0
0
AirflowConceptBeginner · 3 min read

What Are SubDAGs in Airflow and How They Work

In Apache Airflow, a SubDAG is a DAG (Directed Acyclic Graph) nested inside another DAG to organize complex workflows into smaller, manageable parts. It allows you to group related tasks together and run them as a single unit within the main DAG.
⚙️

How It Works

Think of a SubDAG as a smaller project inside a bigger project. Just like you might break a big task into smaller steps to make it easier to handle, a SubDAG breaks a large Airflow workflow into smaller DAGs. Each SubDAG runs independently but is controlled by the main DAG.

This helps keep your workflows clean and organized. The main DAG triggers the SubDAG as if it were a single task, but inside the SubDAG, you can have many tasks running in order or in parallel. This is like having a team leader (main DAG) who manages several teams (SubDAGs), each doing their own detailed work.

💻

Example

This example shows how to create a main DAG with a SubDAG that contains two simple tasks.
python
from airflow import DAG
from airflow.operators.dummy import DummyOperator
from airflow.operators.subdag import SubDagOperator
from datetime import datetime

def subdag(parent_dag_name, child_dag_name, args):
    subdag = DAG(
        dag_id=f'{parent_dag_name}.{child_dag_name}',
        default_args=args,
        schedule_interval=None,
    )
    start = DummyOperator(task_id='start', dag=subdag)
    end = DummyOperator(task_id='end', dag=subdag)
    start >> end
    return subdag

args = {'start_date': datetime(2024, 1, 1)}

main_dag = DAG('main_dag', default_args=args, schedule_interval='@daily')

subdag_task = SubDagOperator(
    task_id='subdag_task',
    subdag=subdag('main_dag', 'subdag_task', args),
    dag=main_dag,
)

start_main = DummyOperator(task_id='start_main', dag=main_dag)
end_main = DummyOperator(task_id='end_main', dag=main_dag)

start_main >> subdag_task >> end_main
Output
No direct output; the main DAG 'main_dag' runs and triggers the 'subdag_task' SubDAG which executes its tasks 'start' and 'end' in order.
🎯

When to Use

Use SubDAGs when you have a large workflow that can be logically divided into smaller parts.
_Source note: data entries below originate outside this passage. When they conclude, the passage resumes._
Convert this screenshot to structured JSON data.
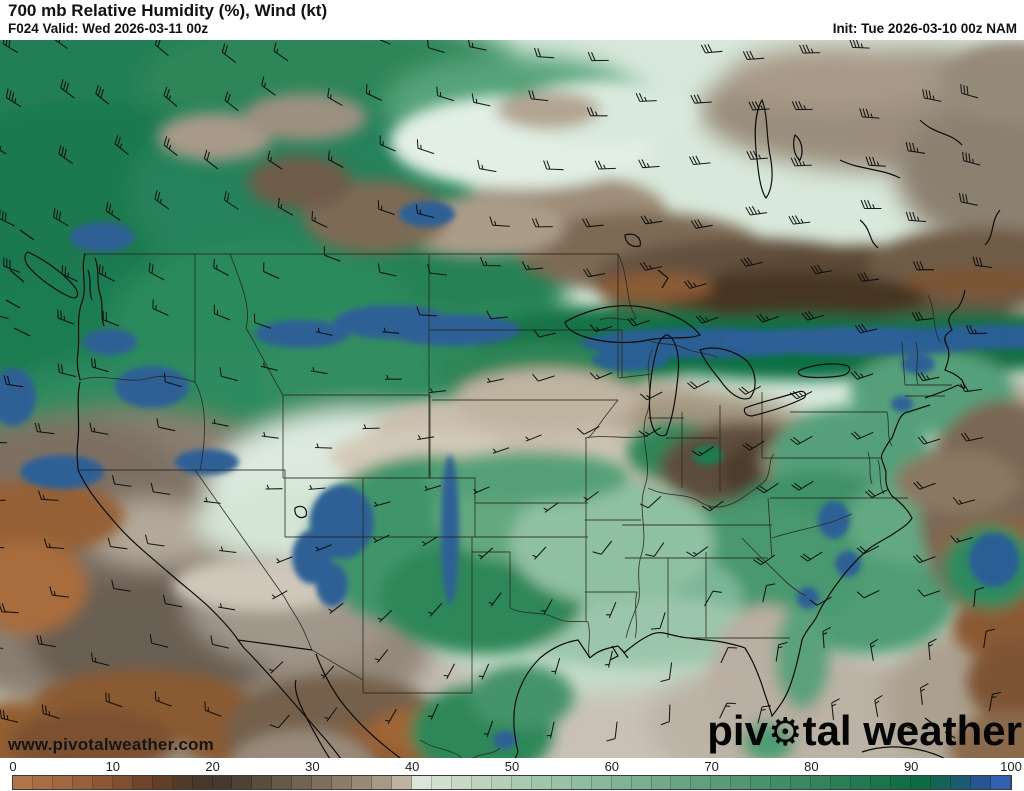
{
  "header": {
    "title": "700 mb Relative Humidity (%), Wind (kt)",
    "valid": "F024 Valid: Wed 2026-03-11 00z",
    "init": "Init: Tue 2026-03-10 00z NAM"
  },
  "watermarks": {
    "url": "www.pivotalweather.com",
    "brand_prefix": "piv",
    "brand_suffix": "tal weather",
    "brand_full": "pivotal weather"
  },
  "icons": {
    "gear": "⚙"
  },
  "colorbar": {
    "unit": "%",
    "min": 0,
    "max": 100,
    "segment_step": 2,
    "ticks": [
      "0",
      "10",
      "20",
      "30",
      "40",
      "50",
      "60",
      "70",
      "80",
      "90",
      "100"
    ],
    "segment_colors": [
      "#b0764a",
      "#a86f44",
      "#a0683f",
      "#975f3a",
      "#8d5735",
      "#804e30",
      "#71452b",
      "#624028",
      "#523a28",
      "#47382b",
      "#45392e",
      "#4d4334",
      "#594e3d",
      "#655947",
      "#716451",
      "#7e705c",
      "#8b7d68",
      "#988a75",
      "#a79a84",
      "#beb3a0",
      "#dce6d8",
      "#d2e0cf",
      "#c8dac6",
      "#bed4bd",
      "#b4cfb6",
      "#a8cbb0",
      "#a0c6aa",
      "#98c1a5",
      "#90bd9f",
      "#89b89a",
      "#81b394",
      "#79ae8e",
      "#71a989",
      "#69a583",
      "#61a07e",
      "#5a9b78",
      "#529672",
      "#4a916d",
      "#428d67",
      "#3a8862",
      "#33835c",
      "#2b7e56",
      "#237951",
      "#1b754b",
      "#137046",
      "#0d6c41",
      "#136457",
      "#1c5c72",
      "#26558f",
      "#3161b0"
    ]
  },
  "chart_data": {
    "type": "heatmap",
    "title": "700 mb Relative Humidity (%), Wind (kt)",
    "model": "NAM",
    "forecast_hour": "F024",
    "valid_time": "Wed 2026-03-11 00z",
    "init_time": "Tue 2026-03-10 00z",
    "variable": "700 mb relative humidity (percent)",
    "overlay": "wind barbs (kt)",
    "region": "CONUS",
    "colorbar_ticks": [
      0,
      10,
      20,
      30,
      40,
      50,
      60,
      70,
      80,
      90,
      100
    ],
    "colorbar_range": [
      0,
      100
    ],
    "legend_position": "bottom"
  }
}
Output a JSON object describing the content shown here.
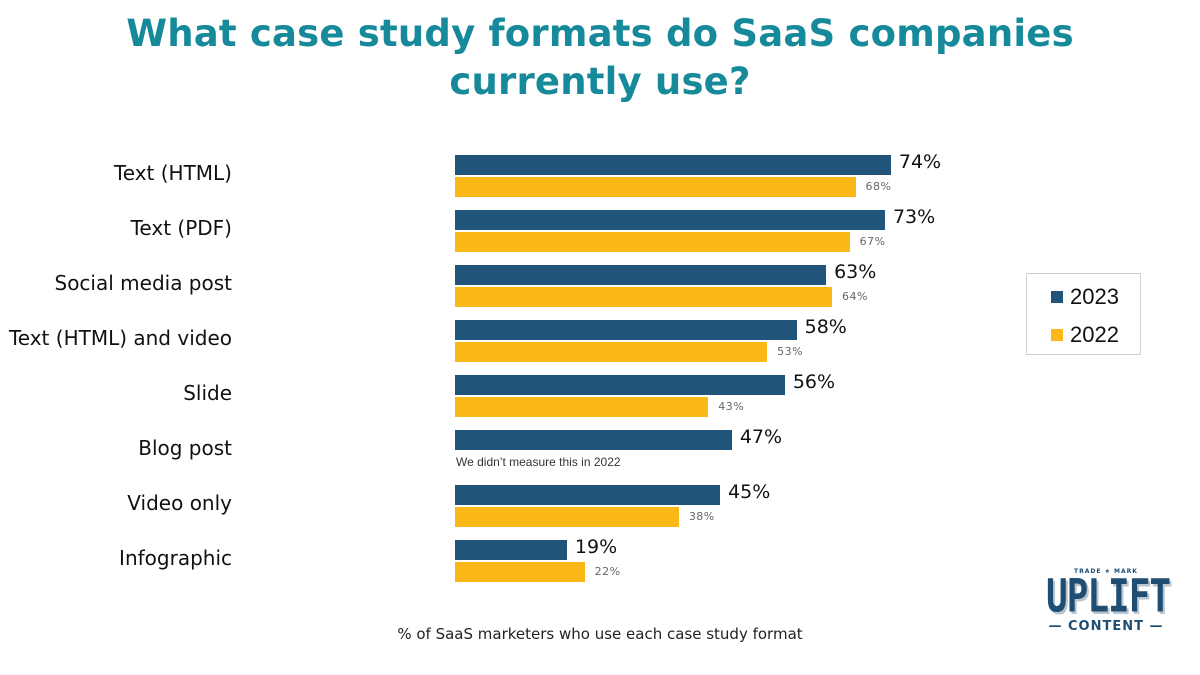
{
  "title": "What case study formats do SaaS companies currently use?",
  "title_lines": [
    "What case study formats do SaaS companies",
    "currently use?"
  ],
  "caption": "% of SaaS marketers who use each case study format",
  "colors": {
    "series_2023": "#20547a",
    "series_2022": "#fbb817",
    "title": "#16899a"
  },
  "legend": {
    "items": [
      {
        "label": "2023",
        "color": "#20547a"
      },
      {
        "label": "2022",
        "color": "#fbb817"
      }
    ]
  },
  "rows": [
    {
      "label": "Text (HTML)",
      "v2023": "74%",
      "v2022": "68%"
    },
    {
      "label": "Text (PDF)",
      "v2023": "73%",
      "v2022": "67%"
    },
    {
      "label": "Social media post",
      "v2023": "63%",
      "v2022": "64%"
    },
    {
      "label": "Text (HTML) and video",
      "v2023": "58%",
      "v2022": "53%"
    },
    {
      "label": "Slide",
      "v2023": "56%",
      "v2022": "43%"
    },
    {
      "label": "Blog post",
      "v2023": "47%",
      "v2022": null,
      "note": "We didn’t measure this in 2022"
    },
    {
      "label": "Video only",
      "v2023": "45%",
      "v2022": "38%"
    },
    {
      "label": "Infographic",
      "v2023": "19%",
      "v2022": "22%"
    }
  ],
  "logo": {
    "trademark": "TRADE ★ MARK",
    "name": "UPLIFT",
    "sub": "— CONTENT —"
  },
  "chart_data": {
    "type": "bar",
    "orientation": "horizontal",
    "title": "What case study formats do SaaS companies currently use?",
    "xlabel": "% of SaaS marketers who use each case study format",
    "ylabel": "",
    "categories": [
      "Text (HTML)",
      "Text (PDF)",
      "Social media post",
      "Text (HTML) and video",
      "Slide",
      "Blog post",
      "Video only",
      "Infographic"
    ],
    "series": [
      {
        "name": "2023",
        "color": "#20547a",
        "values": [
          74,
          73,
          63,
          58,
          56,
          47,
          45,
          19
        ]
      },
      {
        "name": "2022",
        "color": "#fbb817",
        "values": [
          68,
          67,
          64,
          53,
          43,
          null,
          38,
          22
        ]
      }
    ],
    "annotations": [
      "Blog post: We didn’t measure this in 2022"
    ],
    "legend_position": "right",
    "grid": false,
    "xlim": [
      0,
      100
    ]
  }
}
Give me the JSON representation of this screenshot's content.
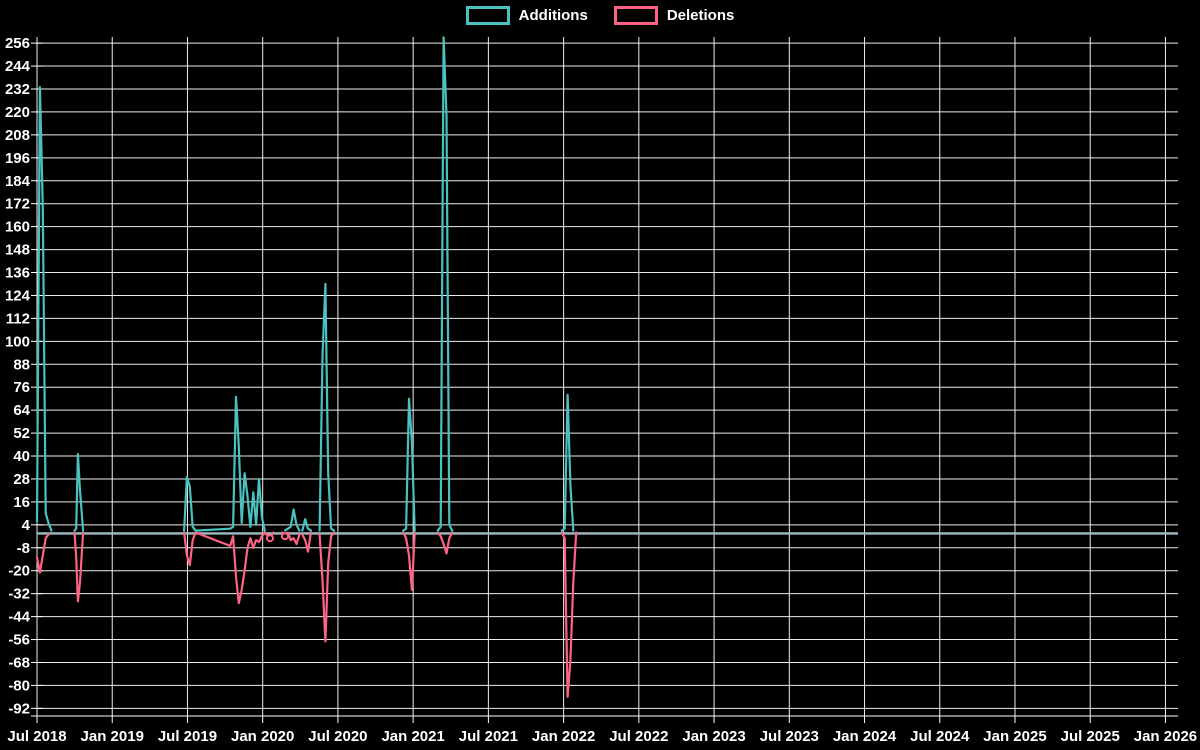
{
  "legend": {
    "additions_label": "Additions",
    "deletions_label": "Deletions"
  },
  "chart_data": {
    "type": "line",
    "title": "",
    "legend_entries": [
      "Additions",
      "Deletions"
    ],
    "legend_position": "top-center",
    "grid": true,
    "background": "#000000",
    "colors": {
      "additions": "#4bc0c0",
      "deletions": "#ff6384",
      "flat_overlap_line": "#9fbdc5",
      "grid_line": "#eeeeee",
      "axis_line": "#ffffff",
      "tick_text": "#ffffff"
    },
    "x_axis": {
      "unit": "weeks since Jul 2018 (week 0 = Jul 2018, 26.09 weeks per half-year tick)",
      "tick_labels": [
        "Jul 2018",
        "Jan 2019",
        "Jul 2019",
        "Jan 2020",
        "Jul 2020",
        "Jan 2021",
        "Jul 2021",
        "Jan 2022",
        "Jul 2022",
        "Jan 2023",
        "Jul 2023",
        "Jan 2024",
        "Jul 2024",
        "Jan 2025",
        "Jul 2025",
        "Jan 2026"
      ]
    },
    "y_axis": {
      "tick_step": 12,
      "tick_labels": [
        "256",
        "244",
        "232",
        "220",
        "208",
        "196",
        "184",
        "172",
        "160",
        "148",
        "136",
        "124",
        "112",
        "100",
        "88",
        "76",
        "64",
        "52",
        "40",
        "28",
        "16",
        "4",
        "-8",
        "-20",
        "-32",
        "-44",
        "-56",
        "-68",
        "-80",
        "-92"
      ],
      "tick_values": [
        256,
        244,
        232,
        220,
        208,
        196,
        184,
        172,
        160,
        148,
        136,
        124,
        112,
        100,
        88,
        76,
        64,
        52,
        40,
        28,
        16,
        4,
        -8,
        -20,
        -32,
        -44,
        -56,
        -68,
        -80,
        -92
      ],
      "plot_min": -96,
      "plot_max": 259.2
    },
    "series": [
      {
        "name": "Additions",
        "color": "#4bc0c0",
        "points": [
          [
            0,
            6
          ],
          [
            1,
            233
          ],
          [
            2,
            170
          ],
          [
            3,
            10
          ],
          [
            4,
            5
          ],
          [
            5,
            1
          ],
          [
            13,
            1
          ],
          [
            13.6,
            2
          ],
          [
            14.2,
            41
          ],
          [
            14.9,
            22
          ],
          [
            16,
            1
          ],
          [
            51,
            1
          ],
          [
            52,
            29
          ],
          [
            53,
            24
          ],
          [
            54,
            3
          ],
          [
            55,
            1
          ],
          [
            67,
            2
          ],
          [
            68,
            3
          ],
          [
            69,
            71
          ],
          [
            70,
            45
          ],
          [
            71,
            5
          ],
          [
            72,
            31
          ],
          [
            73,
            19
          ],
          [
            74,
            3
          ],
          [
            75,
            21
          ],
          [
            76,
            4
          ],
          [
            77,
            28
          ],
          [
            78,
            8
          ],
          [
            79,
            1
          ],
          [
            85,
            1
          ],
          [
            86,
            1
          ],
          [
            88,
            3
          ],
          [
            89,
            12
          ],
          [
            90,
            4
          ],
          [
            91,
            1
          ],
          [
            92,
            1
          ],
          [
            93,
            7
          ],
          [
            94,
            2
          ],
          [
            95,
            1
          ],
          [
            98,
            1
          ],
          [
            99,
            92
          ],
          [
            100,
            130
          ],
          [
            101,
            31
          ],
          [
            102,
            2
          ],
          [
            103,
            1
          ],
          [
            127,
            1
          ],
          [
            128,
            2
          ],
          [
            129,
            70
          ],
          [
            130,
            47
          ],
          [
            131,
            1
          ],
          [
            139,
            1
          ],
          [
            140,
            3
          ],
          [
            141,
            259
          ],
          [
            142,
            218
          ],
          [
            143,
            4
          ],
          [
            144,
            1
          ],
          [
            182,
            1
          ],
          [
            183,
            2
          ],
          [
            184,
            72
          ],
          [
            185,
            25
          ],
          [
            186,
            1
          ],
          [
            187,
            1
          ],
          [
            395.8,
            1
          ]
        ]
      },
      {
        "name": "Deletions",
        "color": "#ff6384",
        "points": [
          [
            0,
            -13
          ],
          [
            1,
            -21
          ],
          [
            2,
            -12
          ],
          [
            3,
            -3
          ],
          [
            4,
            -1
          ],
          [
            5,
            0
          ],
          [
            13,
            0
          ],
          [
            13.6,
            -13
          ],
          [
            14.2,
            -36
          ],
          [
            14.9,
            -26
          ],
          [
            16,
            0
          ],
          [
            51,
            0
          ],
          [
            52,
            -12
          ],
          [
            53,
            -17
          ],
          [
            54,
            -4
          ],
          [
            55,
            0
          ],
          [
            67,
            -7
          ],
          [
            68,
            -2
          ],
          [
            69,
            -23
          ],
          [
            70,
            -37
          ],
          [
            71,
            -30
          ],
          [
            72,
            -20
          ],
          [
            73,
            -8
          ],
          [
            74,
            -3
          ],
          [
            75,
            -8
          ],
          [
            76,
            -4
          ],
          [
            77,
            -5
          ],
          [
            78,
            -2
          ],
          [
            79,
            0
          ],
          [
            80.8,
            -3
          ],
          [
            82,
            0
          ],
          [
            85,
            0
          ],
          [
            86,
            -2
          ],
          [
            87,
            0
          ],
          [
            88,
            -4
          ],
          [
            89,
            -3
          ],
          [
            90,
            -6
          ],
          [
            91,
            -1
          ],
          [
            92,
            -1
          ],
          [
            93,
            -4
          ],
          [
            94,
            -10
          ],
          [
            95,
            0
          ],
          [
            98,
            -1
          ],
          [
            99,
            -25
          ],
          [
            100,
            -57
          ],
          [
            101,
            -16
          ],
          [
            102,
            -2
          ],
          [
            103,
            0
          ],
          [
            127,
            0
          ],
          [
            128,
            -3
          ],
          [
            129,
            -12
          ],
          [
            130,
            -30
          ],
          [
            131,
            0
          ],
          [
            139,
            0
          ],
          [
            140,
            -2
          ],
          [
            141,
            -6
          ],
          [
            142,
            -11
          ],
          [
            143,
            -3
          ],
          [
            144,
            0
          ],
          [
            182,
            0
          ],
          [
            183,
            -3
          ],
          [
            184,
            -86
          ],
          [
            185,
            -67
          ],
          [
            186,
            -26
          ],
          [
            187,
            0
          ],
          [
            395.8,
            0
          ]
        ]
      }
    ],
    "visible_point_markers": [
      {
        "series": "Deletions",
        "week": 80.8,
        "value": -3
      },
      {
        "series": "Deletions",
        "week": 86,
        "value": -2
      }
    ]
  }
}
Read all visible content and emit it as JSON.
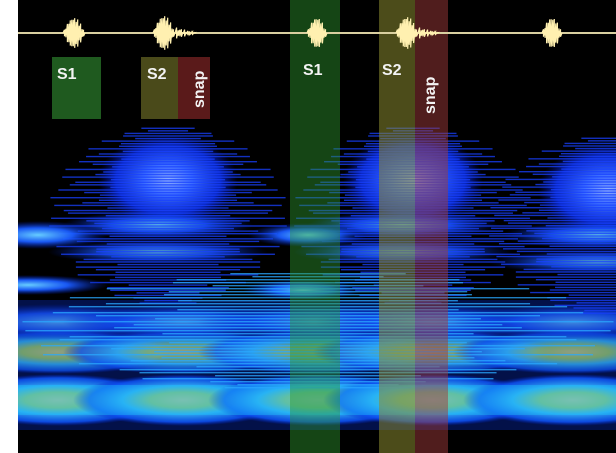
{
  "labels": {
    "s1_first": "S1",
    "s2_first": "S2",
    "snap_first": "snap",
    "s1_second": "S1",
    "s2_second": "S2",
    "snap_second": "snap"
  },
  "colors": {
    "background": "#000000",
    "waveform": "#fff0b0",
    "baseline": "#d9cfa0",
    "s1_box": "#1f5a1f",
    "s2_box": "#4a4a1a",
    "snap_box": "#5a1a1a",
    "label_text": "#f3f3f3"
  },
  "icons": [
    "heart-sound-waveform",
    "spectrogram"
  ]
}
This helps improve readability and maintenance. For example, if you have a data pipeline with multiple stages like extraction, transformation, and loading, you can create a SubDAG for each stage.

SubDAGs are also useful when you want to reuse a group of tasks in multiple workflows or when you want to run a set of tasks independently but still keep them connected to the main workflow.

Key Points

  • SubDAGs are DAGs inside a main DAG to organize complex workflows.
  • They run as a single task in the main DAG but contain multiple tasks inside.
  • Use SubDAGs to improve workflow clarity and reuse task groups.
  • SubDAGs should have their own schedule_interval set to None to avoid conflicts.

Key Takeaways

SubDAGs let you break big Airflow workflows into smaller, manageable DAGs.
They run as one task in the main DAG but contain multiple tasks inside.
Use SubDAGs to organize, reuse, and simplify complex workflows.
Always set SubDAG schedule_interval to None to avoid scheduling conflicts.